14 Nisan 2020 tarihinde infaz yasasının 89. Maddesi’nde sessiz sedasız “idare ve gözlem kuruluna” birçok yetki verildi. Daha önce şartlı tahliye süresi gelen hükümlülerin serbest kalmasının önündeki tek engel TMK’nin 17. Maddesi’ndeki en az 3 hücre cezasına dair düzenlemeydi. Yeni düzenleme ile şartlı tahliye aşamasına gelen hükümlüyü bırakıp bırakmama takdiri neredeyse tamamen bu kurula verildi. Kurul, Yargılama mahkemelerinden, İnfaz hakimliklerinden daha çok belirleyici hale geldi. Sn. Öcalan’ın AİHM kararının yerine getirilip getirilmediği süreci Avrupa Konseyi Bakanlar Komitesi nezdinde devam ediyor. Türkiye oraya “biz kararın gereklerini yerine getirdik” şeklinde sunumlar yapmıştı. Fakat bugün ortaya çıkıyor ki özgürlük umudu içerecek bir denetim mekanizması yerine idare ve gözlem kurulu denetimindeki hapsedici “iyi hal” değerlendirme mekanizması getirilmiştir. Bu düzenleme, AİHM kararına uymama, Sn. Öcalan’ın özgürlüğünün engellenmesi, serbest kalma tartışmasının dahi kapatılması, AİHM ve Avrupa Konseyi Bakanlar Komitesi’nin olası etkisinin kırılması için atılan bir adımdır.

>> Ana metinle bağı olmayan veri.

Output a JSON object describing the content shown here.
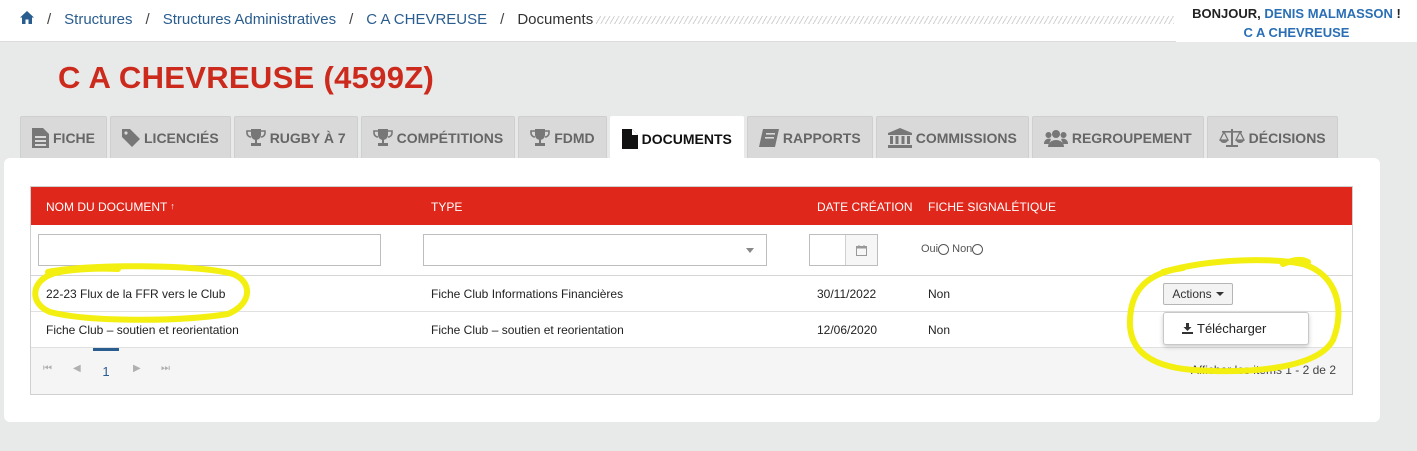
{
  "breadcrumb": {
    "items": [
      "Structures",
      "Structures Administratives",
      "C A CHEVREUSE"
    ],
    "current": "Documents"
  },
  "greeting": {
    "hello": "BONJOUR,",
    "user": "DENIS MALMASSON",
    "suffix": "!",
    "club": "C A CHEVREUSE"
  },
  "page_title": "C A CHEVREUSE (4599Z)",
  "tabs": [
    {
      "label": "FICHE",
      "icon": "document-icon",
      "active": false
    },
    {
      "label": "LICENCIÉS",
      "icon": "tag-icon",
      "active": false
    },
    {
      "label": "RUGBY À 7",
      "icon": "trophy-icon",
      "active": false
    },
    {
      "label": "COMPÉTITIONS",
      "icon": "trophy-icon",
      "active": false
    },
    {
      "label": "FDMD",
      "icon": "trophy-icon",
      "active": false
    },
    {
      "label": "DOCUMENTS",
      "icon": "file-icon",
      "active": true
    },
    {
      "label": "RAPPORTS",
      "icon": "book-icon",
      "active": false
    },
    {
      "label": "COMMISSIONS",
      "icon": "institution-icon",
      "active": false
    },
    {
      "label": "REGROUPEMENT",
      "icon": "users-icon",
      "active": false
    },
    {
      "label": "DÉCISIONS",
      "icon": "balance-icon",
      "active": false
    }
  ],
  "grid": {
    "columns": {
      "name": "NOM DU DOCUMENT",
      "name_sort": "↑",
      "type": "TYPE",
      "date": "DATE CRÉATION",
      "fiche": "FICHE SIGNALÉTIQUE"
    },
    "filters": {
      "name_value": "",
      "type_value": "",
      "date_value": "",
      "radio_oui": "Oui",
      "radio_non": "Non"
    },
    "rows": [
      {
        "name": "22-23 Flux de la FFR vers le Club",
        "type": "Fiche Club Informations Financières",
        "date": "30/11/2022",
        "fiche": "Non",
        "actions": "Actions"
      },
      {
        "name": "Fiche Club – soutien et reorientation",
        "type": "Fiche Club – soutien et reorientation",
        "date": "12/06/2020",
        "fiche": "Non"
      }
    ],
    "dropdown": {
      "download": "Télécharger"
    },
    "pager": {
      "first": "⏮",
      "prev": "◀",
      "page": "1",
      "next": "▶",
      "last": "⏭",
      "info": "Afficher les items 1 - 2 de 2"
    }
  },
  "colors": {
    "brand_red": "#cc2a1c",
    "header_red": "#e0271b",
    "link_blue": "#2a5d8f",
    "highlight_yellow": "#f3ef10"
  }
}
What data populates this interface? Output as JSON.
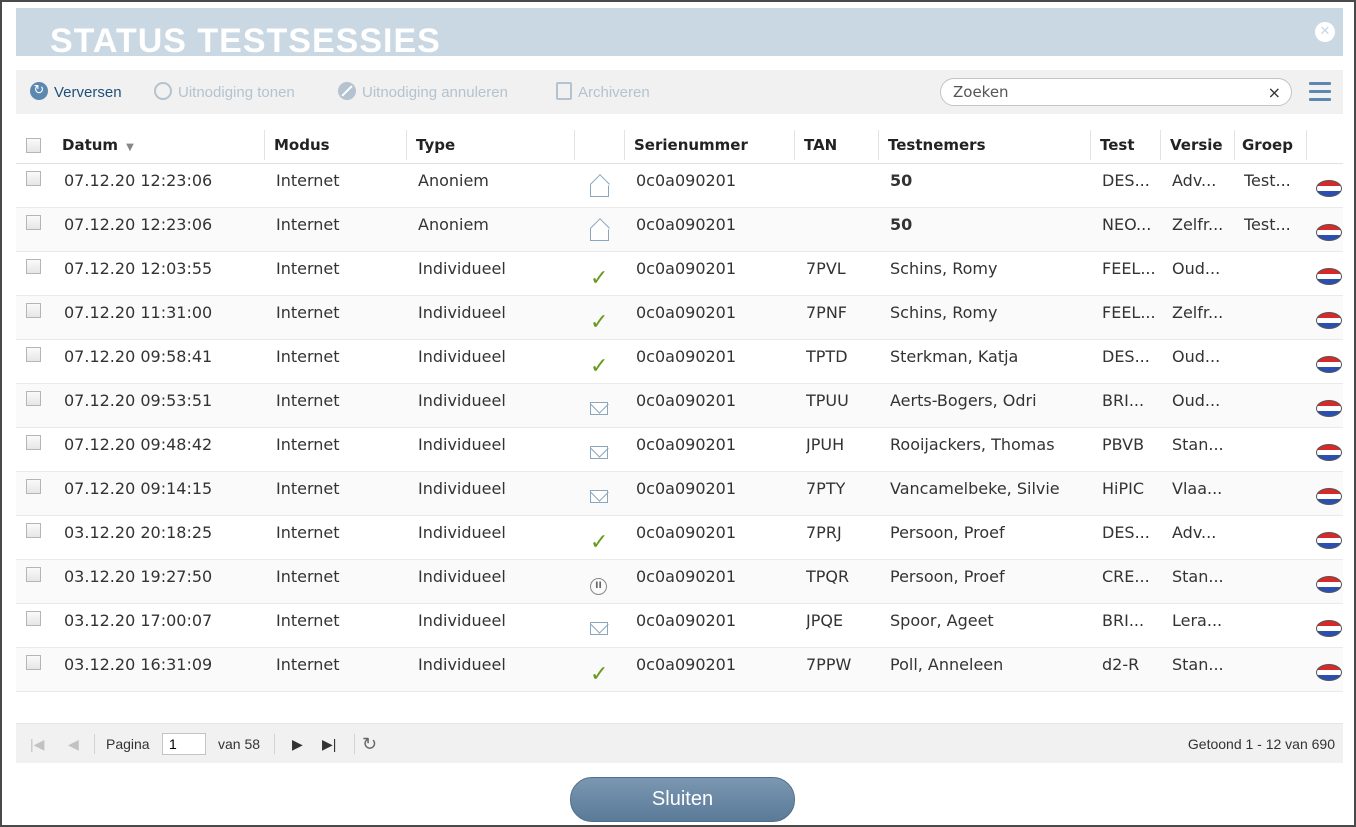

Maalesef bugün sistematik ve çok yaygın bir şekilde tüm hapishanelerde uygulandığına, öngörülemez düzeyde herkesi keyfi olarak etkilediğine şahit oluyoruz. Serbest kalması gereken mahpuslar bırakılmayıp 6 ay, 9 ay, 1 yıl, 2 yıl ve daha uzun sürelerle hapsedilmeye devam ediliyor, ailelere ve toplumun büyük bir kesimine acı çektiriliyor. “Gözünün üzerinde kaşın var” gibi gerekçelerle özgürlüklerinden alıkonuluyor. Disiplin cezaları ile de bu alıkoymaya dayanak üretilmeye çalışılıyor. Tıpkı İmralı’da volta atıp diyalog geliştiren Sn. Öcalan’a verilen disiplin cezaları gibi.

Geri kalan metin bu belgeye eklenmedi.